The mission of the Department of Physical Medicine and Rehabilitation at New Jersey Medical School and The University Hospital is to maximize the capacity of individuals with physical disability so as to resume their life roles through excellence in patient care, education, research & community service.
As Interim Chair of the Department of Physical Medicine and Rehabilitation (PM&R), I welcome you to our home page. We hope it will provide you with an informative introduction to our specialty and our department.
Our PM&R department here at New Jersey Medical School (NJMS) is the academic hub for our affiliated clinical care sites (e.g. Kessler Institute for Rehabilitation, the VA New Jersey Health Care System, Children's Specialized Hospital, etc.) and for our affiliated research sites (e.g. the Kessler Foundation Research Center).
PM&R is a medical specialty that brings a unique approach to caring for patients with a wide variety of acute and chronic disabilities. PM&R physicians (physiatrists) are experts in caring for patients with musculoskeletal and neurologic disorders. Common examples include treating patients with musculoskeletal/sports injuries, spinal cord injury, traumatic brain injury, stroke, amputations, and so much more. The goal of the physiatrist is to restore patient function and relieve pain, often using a non-surgical multidisciplinary treatment approach. Many physiatrists perform diagnostic and therapeutic injections of the limbs and spine, often using fluoroscopic guidance or ultrasound guidance, to treat painful and disabling musculoskeletal and neurologic conditions.

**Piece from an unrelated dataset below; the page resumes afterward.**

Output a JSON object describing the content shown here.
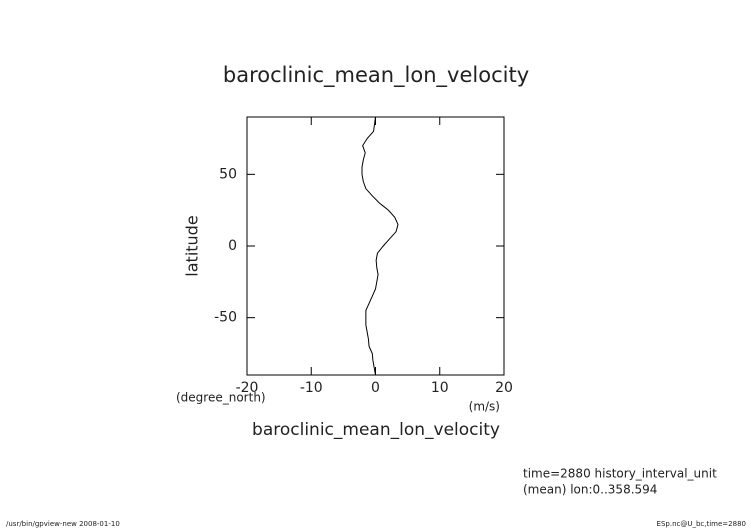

Our PM&R department is involved in teaching medical students at NJMS within all four years of the NJMS medical school curriculum, as well as welcoming an extensive number of students rotating here from other schools. Our PM&R residency program has a strong national reputation.
Our faculty, resident physicians and facilities create an environment for excellence in patient care, medical education and rehabilitation research. We welcome your inquiries about our outstanding opportunities for medical student rotations or our residency and fellowship programs (call 973-972-3606).
Physiatrists manage patients with pain and disabling disease. Disability is manifested by an inability to perform independently those functions (physical, psychological, social, vocational and avocational) that may be desired by a patient or required by the environment and the social structure. No one-to-one correlation exists between the disease or the extent of irreversible pathology and the disability spectrum produced. Further, disability problems can be removed, even though pathology may not be altered.
More than 10 percent of the U.S. population are disabled from chronic disease. While neuromuscular, musculoskeletal and cardiovascular systems dominate, disease within all systems contributes to the burden. Public awareness of disability has increased with the passing of the Americans with Disabilities Act of 1990. This law provides for equal opportunities in employment and access to public services and transportation for persons with disabilities. Rehabilitation for this segment of the population is expensive, therefore it is extremely important that all healthcare professionals are aware of the proper and most efficient utilization of these services.